Los faldones de la camisa blanca del hombre estaban manchados de sangre, al igual que la cara interna de los muslos de la muchacha. Una mano grande impedía que la muchacha gritara, si bien estaba llorando, y la mantenía inmovilizada sobre la paja mientras que con la mano libre se abrochaba la bragueta.
—Cierra la boca o mañana haré lo mismo —la apartó de él—. Y si empiezas a chillar como un cerdo, le diré a tu señor que me lo suplicaste.
—Su señor no te creería. Es un hombre justo.
Seamus Castle se volvió.
Jin entró en la cuadra.
—Pero yo no —añadió, mirando a la muchacha—. Busca a la señora Tubbs y dile lo que ha pasado.
La muchacha no se movió, así que Jin le tendió la mano.
—No pasará nada. Vamos —con un sollozo, la muchacha aferró su mano y dejó que la ayudara a ponerse en pie—. Ve en busca de la señora Tubss. Corre.

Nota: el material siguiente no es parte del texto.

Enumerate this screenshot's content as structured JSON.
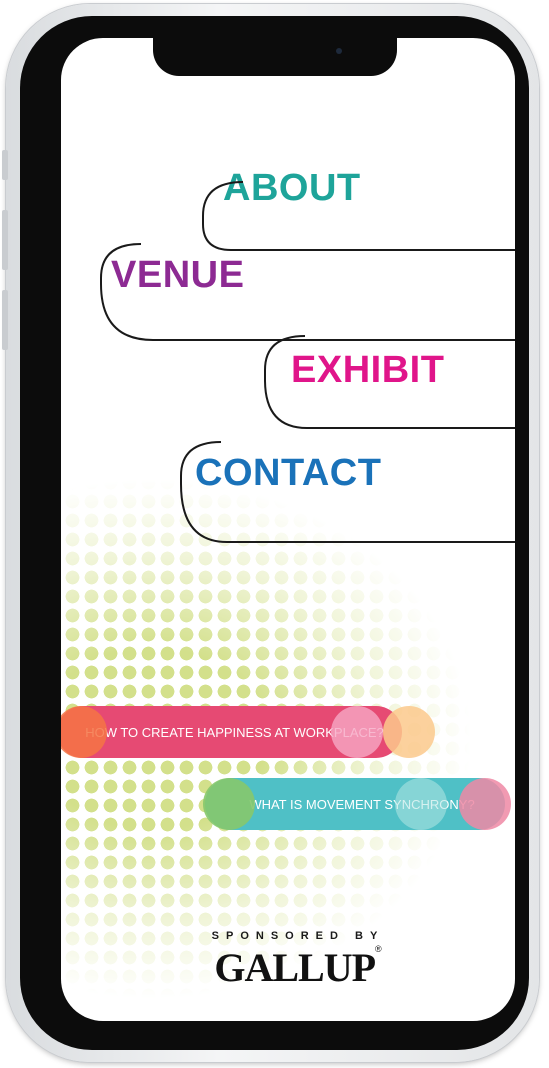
{
  "nav": {
    "about": "ABOUT",
    "venue": "VENUE",
    "exhibit": "EXHIBIT",
    "contact": "CONTACT"
  },
  "pills": {
    "happiness": "HOW TO CREATE HAPPINESS AT WORKPLACE?",
    "synchrony": "WHAT IS MOVEMENT SYNCHRONY?"
  },
  "sponsor": {
    "caption": "SPONSORED BY",
    "brand": "GALLUP",
    "mark": "®"
  },
  "colors": {
    "about": "#1ea49a",
    "venue": "#8d2a93",
    "exhibit": "#e0158a",
    "contact": "#1a72b9",
    "pill_pink": "#e64a73",
    "pill_teal": "#4fc0c6",
    "dots": "#d3e08b"
  }
}
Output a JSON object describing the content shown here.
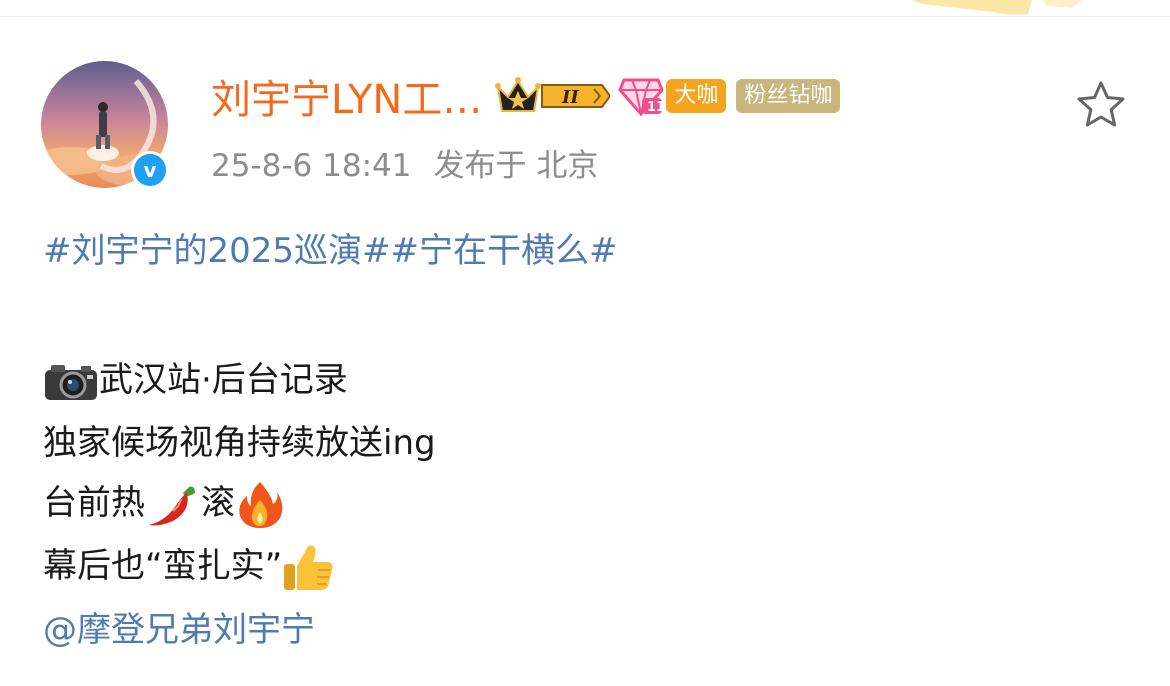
{
  "post": {
    "author": {
      "name": "刘宇宁LYN工…",
      "badge_daka": "大咖",
      "badge_fans": "粉丝钻咖"
    },
    "meta": {
      "time": "25-8-6 18:41",
      "location": "发布于 北京"
    },
    "topics": [
      "#刘宇宁的2025巡演#",
      "#宁在干横么#"
    ],
    "lines": {
      "line1": "武汉站·后台记录",
      "line2": "独家候场视角持续放送ing",
      "line3_a": "台前热",
      "line3_b": "滚",
      "line4": "幕后也“蛮扎实”"
    },
    "mention": "@摩登兄弟刘宇宁"
  },
  "colors": {
    "username": "#f26b1d",
    "link": "#4f7bb0",
    "meta": "#8d8d8d",
    "tag_daka": "#f5a41e",
    "tag_fans": "#c9b67c",
    "verified": "#1da1f2"
  },
  "icons": {
    "verified": "verified-v-icon",
    "crown": "crown-level-badge-icon",
    "diamond": "diamond-member-icon",
    "favorite": "star-outline-icon",
    "camera": "camera-emoji",
    "pepper": "hot-pepper-emoji",
    "fire": "fire-emoji",
    "thumbs": "thumbs-up-emoji"
  }
}
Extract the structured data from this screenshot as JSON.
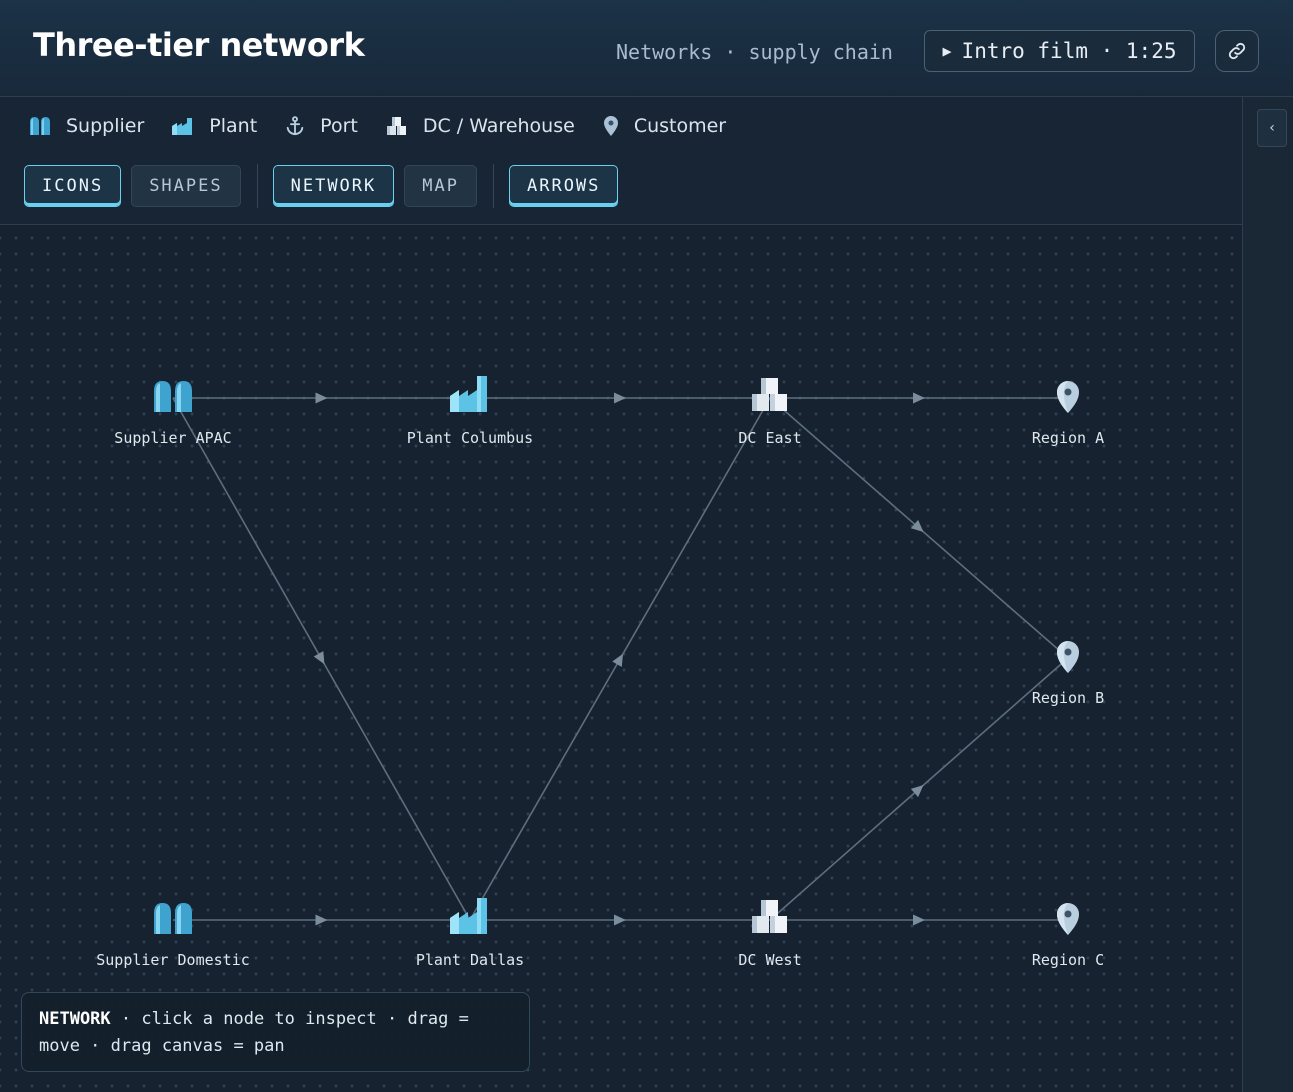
{
  "header": {
    "title": "Three-tier network",
    "breadcrumb": "Networks · supply chain",
    "film_button": "Intro film · 1:25",
    "play_glyph": "▶",
    "link_icon": "link-icon"
  },
  "legend": [
    {
      "label": "Supplier",
      "icon": "supplier-icon"
    },
    {
      "label": "Plant",
      "icon": "plant-icon"
    },
    {
      "label": "Port",
      "icon": "anchor-icon"
    },
    {
      "label": "DC / Warehouse",
      "icon": "warehouse-icon"
    },
    {
      "label": "Customer",
      "icon": "location-pin-icon"
    }
  ],
  "toolbar": {
    "icons": "ICONS",
    "shapes": "SHAPES",
    "network": "NETWORK",
    "map": "MAP",
    "arrows": "ARROWS",
    "active": [
      "ICONS",
      "NETWORK",
      "ARROWS"
    ]
  },
  "sidebar": {
    "collapse_glyph": "‹"
  },
  "network": {
    "nodes": [
      {
        "id": "supplier-apac",
        "label": "Supplier APAC",
        "type": "supplier"
      },
      {
        "id": "plant-columbus",
        "label": "Plant Columbus",
        "type": "plant"
      },
      {
        "id": "dc-east",
        "label": "DC East",
        "type": "dc"
      },
      {
        "id": "region-a",
        "label": "Region A",
        "type": "customer"
      },
      {
        "id": "region-b",
        "label": "Region B",
        "type": "customer"
      },
      {
        "id": "supplier-domestic",
        "label": "Supplier Domestic",
        "type": "supplier"
      },
      {
        "id": "plant-dallas",
        "label": "Plant Dallas",
        "type": "plant"
      },
      {
        "id": "dc-west",
        "label": "DC West",
        "type": "dc"
      },
      {
        "id": "region-c",
        "label": "Region C",
        "type": "customer"
      }
    ],
    "edges": [
      [
        "supplier-apac",
        "plant-columbus"
      ],
      [
        "plant-columbus",
        "dc-east"
      ],
      [
        "dc-east",
        "region-a"
      ],
      [
        "supplier-apac",
        "plant-dallas"
      ],
      [
        "dc-east",
        "region-b"
      ],
      [
        "plant-dallas",
        "dc-east"
      ],
      [
        "supplier-domestic",
        "plant-dallas"
      ],
      [
        "plant-dallas",
        "dc-west"
      ],
      [
        "dc-west",
        "region-c"
      ],
      [
        "dc-west",
        "region-b"
      ]
    ]
  },
  "hint": {
    "mode": "NETWORK",
    "text": " · click a node to inspect · drag = move · drag canvas = pan"
  },
  "colors": {
    "accent": "#6ad0ef",
    "plant": "#5cc3e6",
    "supplier": "#3ea4cf",
    "edge": "#5d6e7e",
    "pin": "#b9cfe0"
  }
}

Dile que yo te mando.
La muchacha salió corriendo.
—Qué conmovedor, Seton —Seamus lo miró con expresión burlona—. Sabía que te gustaban los esclavos, pero no te tenía por enfermera de las criadas.
El puño de Jin impactó contra la mandíbula del irlandés con tanta fuerza que el crujido resonó por todo el establo. Seamus cayó a la paja, y se llevó las manos a la cara mientras maldecía. Cuando Jin se acercó a él, puso los ojos como platos y retrocedió como un cangrejo, con la sangre (la suya en esa ocasión) manchándole la barbilla y la camisa. Sin embargo, consiguió esbozar una sonrisa desdeñosa.
—¿Qué te pasa, Seton? ¿No tienes bastante con meterte entre las piernas de Violet? ¿También quieres a la criadita para ti? ¿Es eso?
Sintió el amargor de la bilis en la garganta al escucharlo y apretó los puños.
El irlandés soltó una carcajada e hizo ademán de ponerse en pie. De modo que Jin le asestó otro puñetazo.
Y procedió a darle una paliza.
Jin caminaba nervioso por el despacho de Alex, pero el taconeo de sus botas no le impedía recordar los crujidos de los huesos de Seamus Castle al fracturarse. Era incapaz de quedarse quieto. Se había lavado la cara y las manos para librarse de la sangre del irlandés, y se había cambiado de ropa, pero no le había servido de mucho. La bestia que llevaba dentro ya podría ir tocada con una corona y con una capa de armiño que seguiría siendo una bestia.